# Philly Herf??



## justinphilly-cl (Sep 7, 2005)

Hey Philly Gorillas, if you are out there.. Let's put something together.. Germantown rob, johhnycashfan, whoever... I am trying to gauge interest here.. Post away your suggestions..


----------



## germantown rob (Sep 19, 2005)

I liked your idea at holts...there is also a reasturant i know of with an upstairs smoking room, need to check if they still allow cigars.

germantown rob


----------



## germantown rob (Sep 19, 2005)

I thought you might be getting lonely in this thread justin, so here i am again...rock me like a hurricain.....is that in bad taste?


----------



## justinphilly-cl (Sep 7, 2005)

nov 5 saturday afternoon... can anyone go? there is a gerf in the virginia area, that i dont want to conflict with, but germantown rob and i cannot make the trip down there.. maybe we do something up here..


----------



## germantown rob (Sep 19, 2005)

justinphilly said:


> nov 5 saturday afternoon... can anyone go? there is a gerf in the virginia area, that i dont want to conflict with, but germantown rob and i cannot make the trip down there.. maybe we do something up here..


We both really wanted to go but justin and his busy schedual ...anyway I was considering doing it alone since my birthday is the 9th I thought it would be a great way to celibrate...but w/o justin it was further than i wanted to travel..so it would be great to meet some of you..


----------



## thomcad (Oct 13, 2005)

Forgive me if I already pm'ed one or both of you guys about this. Its been a big day for me here, and my pm box filled up and I emptied it, and now I can't tell if I answered your invite. But no, I can't make it that day. I thought I was going to be able to go to the VA-PA herf, but I can't go to that either.
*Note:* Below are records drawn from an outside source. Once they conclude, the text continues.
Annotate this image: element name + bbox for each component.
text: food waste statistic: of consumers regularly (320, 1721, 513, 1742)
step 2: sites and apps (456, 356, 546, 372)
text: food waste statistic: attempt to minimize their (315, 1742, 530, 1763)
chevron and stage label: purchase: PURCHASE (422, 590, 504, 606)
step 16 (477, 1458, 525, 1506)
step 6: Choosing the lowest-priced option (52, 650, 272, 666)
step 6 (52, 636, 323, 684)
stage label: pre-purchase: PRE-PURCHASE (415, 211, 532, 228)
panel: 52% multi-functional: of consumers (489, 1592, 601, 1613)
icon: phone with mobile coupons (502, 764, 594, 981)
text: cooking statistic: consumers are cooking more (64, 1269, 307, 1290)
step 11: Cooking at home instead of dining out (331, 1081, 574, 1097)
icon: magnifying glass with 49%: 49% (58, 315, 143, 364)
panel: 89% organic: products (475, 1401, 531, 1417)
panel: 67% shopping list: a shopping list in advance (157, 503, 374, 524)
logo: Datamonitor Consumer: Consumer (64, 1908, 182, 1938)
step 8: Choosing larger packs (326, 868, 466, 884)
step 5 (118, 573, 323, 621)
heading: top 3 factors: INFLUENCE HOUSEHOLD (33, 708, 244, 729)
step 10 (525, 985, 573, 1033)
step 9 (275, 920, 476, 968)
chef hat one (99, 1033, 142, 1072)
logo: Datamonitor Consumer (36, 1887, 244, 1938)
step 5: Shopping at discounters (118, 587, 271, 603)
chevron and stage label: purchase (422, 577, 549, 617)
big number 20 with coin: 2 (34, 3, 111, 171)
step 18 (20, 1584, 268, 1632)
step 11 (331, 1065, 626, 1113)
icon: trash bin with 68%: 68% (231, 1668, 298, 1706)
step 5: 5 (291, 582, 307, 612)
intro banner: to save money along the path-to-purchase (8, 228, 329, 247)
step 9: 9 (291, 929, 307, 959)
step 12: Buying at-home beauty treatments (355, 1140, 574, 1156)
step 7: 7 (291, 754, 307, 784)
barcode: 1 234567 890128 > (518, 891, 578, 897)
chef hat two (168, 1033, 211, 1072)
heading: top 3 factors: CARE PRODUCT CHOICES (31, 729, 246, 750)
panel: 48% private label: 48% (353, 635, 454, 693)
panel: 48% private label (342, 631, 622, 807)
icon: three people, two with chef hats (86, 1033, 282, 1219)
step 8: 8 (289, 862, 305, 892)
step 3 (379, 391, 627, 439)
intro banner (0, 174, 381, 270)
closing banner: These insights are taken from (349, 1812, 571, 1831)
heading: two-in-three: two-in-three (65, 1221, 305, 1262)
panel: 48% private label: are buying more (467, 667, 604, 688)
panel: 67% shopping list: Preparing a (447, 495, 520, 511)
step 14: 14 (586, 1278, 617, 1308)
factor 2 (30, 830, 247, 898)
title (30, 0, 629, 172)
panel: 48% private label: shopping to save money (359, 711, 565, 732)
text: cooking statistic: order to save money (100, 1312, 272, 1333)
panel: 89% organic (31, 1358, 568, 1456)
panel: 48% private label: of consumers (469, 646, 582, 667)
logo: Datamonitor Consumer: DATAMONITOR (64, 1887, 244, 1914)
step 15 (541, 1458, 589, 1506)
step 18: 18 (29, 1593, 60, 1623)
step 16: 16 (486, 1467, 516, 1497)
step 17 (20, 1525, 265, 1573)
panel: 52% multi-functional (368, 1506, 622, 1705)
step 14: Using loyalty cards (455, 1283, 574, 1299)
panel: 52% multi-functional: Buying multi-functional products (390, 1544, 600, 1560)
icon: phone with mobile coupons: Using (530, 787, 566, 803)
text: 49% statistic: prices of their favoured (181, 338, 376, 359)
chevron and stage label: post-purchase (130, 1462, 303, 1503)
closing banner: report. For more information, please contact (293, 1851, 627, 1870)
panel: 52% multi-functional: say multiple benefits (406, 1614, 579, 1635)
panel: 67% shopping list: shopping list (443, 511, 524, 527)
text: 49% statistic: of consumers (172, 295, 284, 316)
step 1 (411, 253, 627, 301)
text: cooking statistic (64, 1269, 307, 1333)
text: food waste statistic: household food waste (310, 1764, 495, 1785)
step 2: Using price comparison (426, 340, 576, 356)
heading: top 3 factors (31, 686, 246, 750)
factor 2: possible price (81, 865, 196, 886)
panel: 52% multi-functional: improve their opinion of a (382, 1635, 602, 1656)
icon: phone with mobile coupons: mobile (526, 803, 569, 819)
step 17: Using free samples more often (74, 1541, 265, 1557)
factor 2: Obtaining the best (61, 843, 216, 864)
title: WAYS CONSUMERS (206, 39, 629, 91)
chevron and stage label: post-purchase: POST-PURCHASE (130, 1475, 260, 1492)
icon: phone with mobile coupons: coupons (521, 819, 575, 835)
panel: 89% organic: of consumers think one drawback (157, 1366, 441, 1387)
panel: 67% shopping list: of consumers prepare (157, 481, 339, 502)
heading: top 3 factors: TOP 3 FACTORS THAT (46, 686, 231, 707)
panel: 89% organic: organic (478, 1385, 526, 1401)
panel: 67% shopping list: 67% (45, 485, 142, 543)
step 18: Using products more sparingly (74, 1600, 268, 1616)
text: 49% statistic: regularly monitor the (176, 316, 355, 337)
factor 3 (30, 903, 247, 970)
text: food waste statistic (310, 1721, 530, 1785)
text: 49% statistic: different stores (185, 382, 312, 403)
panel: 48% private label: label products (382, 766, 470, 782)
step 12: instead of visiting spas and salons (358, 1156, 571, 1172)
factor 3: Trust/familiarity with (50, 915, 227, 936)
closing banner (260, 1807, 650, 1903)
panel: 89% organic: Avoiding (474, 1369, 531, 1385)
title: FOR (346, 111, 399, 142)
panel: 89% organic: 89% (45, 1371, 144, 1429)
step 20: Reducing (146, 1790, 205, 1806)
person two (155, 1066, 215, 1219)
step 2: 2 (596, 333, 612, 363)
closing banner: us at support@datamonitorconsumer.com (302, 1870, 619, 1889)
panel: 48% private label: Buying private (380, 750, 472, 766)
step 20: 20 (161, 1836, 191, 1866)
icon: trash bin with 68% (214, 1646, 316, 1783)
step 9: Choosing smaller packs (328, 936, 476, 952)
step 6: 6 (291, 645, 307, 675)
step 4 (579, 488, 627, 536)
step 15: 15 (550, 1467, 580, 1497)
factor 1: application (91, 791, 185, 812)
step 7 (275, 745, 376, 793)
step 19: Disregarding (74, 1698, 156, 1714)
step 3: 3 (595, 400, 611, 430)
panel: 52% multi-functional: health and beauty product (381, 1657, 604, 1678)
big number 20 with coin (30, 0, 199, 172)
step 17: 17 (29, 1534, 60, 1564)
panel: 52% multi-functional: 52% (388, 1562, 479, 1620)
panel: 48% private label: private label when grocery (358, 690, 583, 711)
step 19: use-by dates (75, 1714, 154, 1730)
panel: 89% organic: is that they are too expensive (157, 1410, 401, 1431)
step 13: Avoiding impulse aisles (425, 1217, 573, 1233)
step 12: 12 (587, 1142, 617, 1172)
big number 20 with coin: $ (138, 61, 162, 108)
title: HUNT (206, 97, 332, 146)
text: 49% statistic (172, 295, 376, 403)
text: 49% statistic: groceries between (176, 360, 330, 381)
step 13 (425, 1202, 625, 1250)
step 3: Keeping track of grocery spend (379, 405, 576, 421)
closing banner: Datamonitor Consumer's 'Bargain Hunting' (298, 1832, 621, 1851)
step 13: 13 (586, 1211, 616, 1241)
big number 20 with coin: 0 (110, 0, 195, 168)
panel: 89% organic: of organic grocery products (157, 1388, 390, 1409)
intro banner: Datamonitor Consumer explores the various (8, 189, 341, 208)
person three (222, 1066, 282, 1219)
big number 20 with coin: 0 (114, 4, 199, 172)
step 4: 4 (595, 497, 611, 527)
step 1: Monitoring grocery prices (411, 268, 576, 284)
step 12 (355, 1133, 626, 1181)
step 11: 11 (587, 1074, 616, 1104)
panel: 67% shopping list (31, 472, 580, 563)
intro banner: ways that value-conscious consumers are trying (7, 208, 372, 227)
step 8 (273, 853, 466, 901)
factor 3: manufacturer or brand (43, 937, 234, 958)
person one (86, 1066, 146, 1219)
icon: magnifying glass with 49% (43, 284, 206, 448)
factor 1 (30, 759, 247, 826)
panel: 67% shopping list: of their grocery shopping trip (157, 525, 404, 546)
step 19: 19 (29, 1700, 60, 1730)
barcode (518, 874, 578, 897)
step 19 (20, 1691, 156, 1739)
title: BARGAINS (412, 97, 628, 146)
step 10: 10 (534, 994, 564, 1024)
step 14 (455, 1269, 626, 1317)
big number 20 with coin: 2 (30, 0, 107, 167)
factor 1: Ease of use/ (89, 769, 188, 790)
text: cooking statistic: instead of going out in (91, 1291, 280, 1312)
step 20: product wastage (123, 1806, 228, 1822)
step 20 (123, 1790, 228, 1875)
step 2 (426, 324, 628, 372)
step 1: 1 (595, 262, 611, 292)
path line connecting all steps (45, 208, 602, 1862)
I will definately try to make any future dates you guys pick though.


----------



## germantown rob (Sep 19, 2005)

Hi Poopy Pants, I'm whorring for your credits :r


----------



## justinphilly-cl (Sep 7, 2005)

Herfing it Out at Holts in Philly this Saturday!!!

Definitely In
-justinphilly
-germantownrob

possibility
-thomcad
-johnnycashfan

looking for more...


----------



## justinphilly-cl (Sep 7, 2005)

come on guys, we have to be able to put something together here!!


----------